Geothermal warmth may abound in volcanic Iceland, but it’s not easy to come by in downtown Paris. So why waste it? Instead mine people as a renewable green energy source. Tap even a fraction of the population, say, the heat cloud of subway commuters, and it’s a deep pocketful of free energy. In that spirit, savvy architects from Paris Habitat decided to borrow the surplus energy from all the hurrying bodies in the metro station and convert it into radiant underfloor heating for apartments in a nearby social housing project, which happens to share an unused stairwell with the station. Otherwise the heat borne through countless rushed breakfasts of croissant and café au lait, mind-theaters, idle reveries, and flights of boredom would be lost by the end of the morning rush hour. Opportunity warms.
Appealing as the design may be, it isn’t feasible throughout Paris without a pricey retrofit of buildings and metro stops. But it’s proving successful elsewhere. In America, there’s Minnesota’s prairielike monument to capitalism, the four-million-square-foot Mall of America. Even on subzero winter days the indoor temperature skirts 70°F from combined body heat, light fixtures, and sunlight cascading in through 1.2 miles of skylights. That’s just as well, since people can get married in the mall’s Chapel of Love on the third floor, next to Bloomingdale’s, and taffeta and chiffon aren’t the best insulators.

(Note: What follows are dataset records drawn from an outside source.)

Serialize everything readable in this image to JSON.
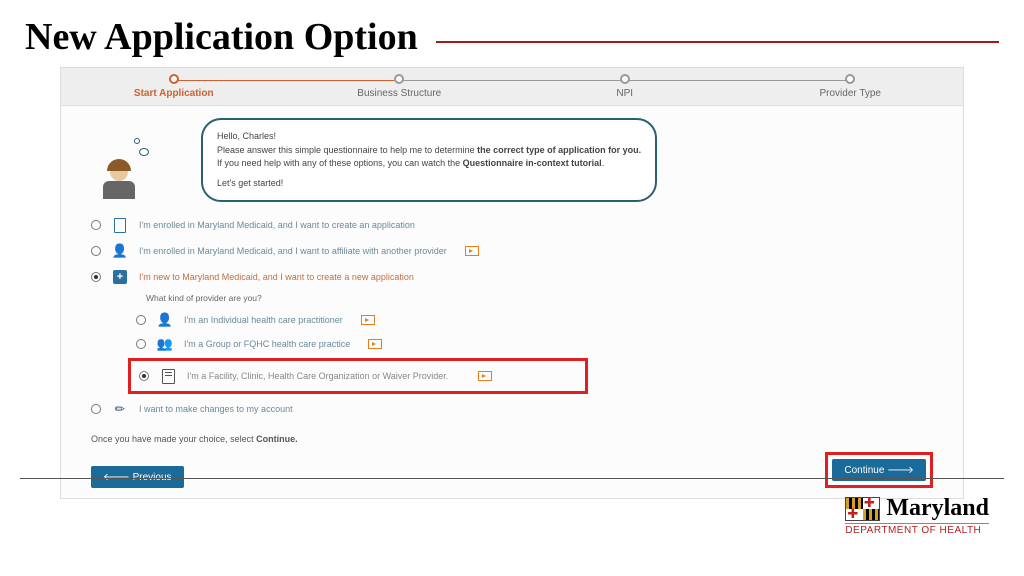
{
  "title": "New Application Option",
  "progress": {
    "steps": [
      "Start Application",
      "Business Structure",
      "NPI",
      "Provider Type"
    ]
  },
  "speech": {
    "greeting": "Hello, Charles!",
    "line1_a": "Please answer this simple questionnaire to help me to determine ",
    "line1_b": "the correct type of application for you.",
    "line2_a": "If you need help with any of these options, you can watch the ",
    "line2_b": "Questionnaire in-context tutorial",
    "line2_c": ".",
    "line3": "Let's get started!"
  },
  "options": {
    "o1": "I'm enrolled in Maryland Medicaid, and I want to create an application",
    "o2": "I'm enrolled in Maryland Medicaid, and I want to affiliate with another provider",
    "o3": "I'm new to Maryland Medicaid, and I want to create a new application",
    "sub_q": "What kind of provider are you?",
    "s1": "I'm an Individual health care practitioner",
    "s2": "I'm a Group or FQHC health care practice",
    "s3": "I'm a Facility, Clinic, Health Care Organization or Waiver Provider.",
    "o4": "I want to make changes to my account"
  },
  "footnote_a": "Once you have made your choice, select ",
  "footnote_b": "Continue.",
  "buttons": {
    "prev": "Previous",
    "cont": "Continue"
  },
  "logo": {
    "name": "Maryland",
    "dept": "DEPARTMENT OF HEALTH"
  }
}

Or consider Scandinavia’s busiest travel hub, Stockholm’s Central Station, during morning rush hour on a blustery day in January. Outside, it’s -7°F, the streets are icy as a toboggan run, cold squirrels around your face, the air feels scratchy, and even in wool mittens your hands are tusks of ice. But indoors is another country, a temperate one filled with a living mass of humans heading in all directions. Pocketing the windfall, engineers are harnessing the body heat issuing from 250,000 railway travelers to help warm the thirteen-story Kungsbrohuset office building about a hundred yards away. Under the voluminous roof of the station, travelers donate their 100 watts of surplus natural heat, while visitors bustle around the dozens of shops, buying meals, drinks, books, flowers, cosmetics, and such, bestowing even more energy.
You can almost feel a gentle tugging at your skin. There’s a warm draft.

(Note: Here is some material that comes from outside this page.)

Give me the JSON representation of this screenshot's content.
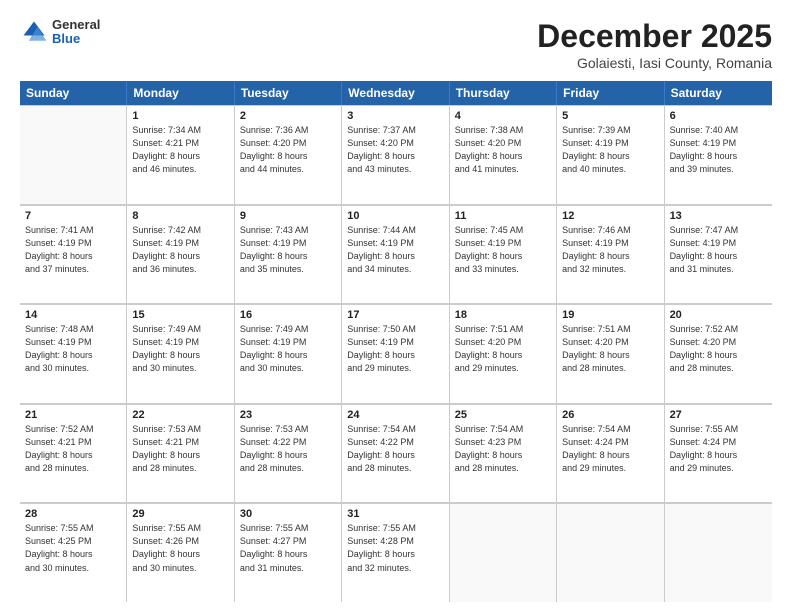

“Why shouldn’t we use it?” asks Klas Johansson, who works for Jernhusen, the state-owned developer of the project. “If we don’t use it it’s just going to be ventilated away.”
Citizen lamplighters, citizen furnace-stokers—antique corps of volunteers fill my imagination. All cheap and renewable. This ultragreen design works dramatically well in Sweden, a land of soaring fuel costs, ecologically minded citizens, and a legendary arctic winter becalmed by few hours of daylight and a horizon-hugging sun. Night blankets the city in stellar darkness by midafternoon. Offset as the night may be with cozy lantern-lit streets, candle-lit windows, and the luminous green ribbons and dancing halos of the northern lights, when cold clambers up the bones, more heat is the sole comfort. But fuel can take many forms, from fossil to solar energy, oil and gas to the residue left in paper mills, or Central Station’s… well, what shall we call it? As a technology it needs a catchy name, something sociable. Maybe “Auraglow,” “Beradiant,” “EnsnAired,” or “FriendEnergy”?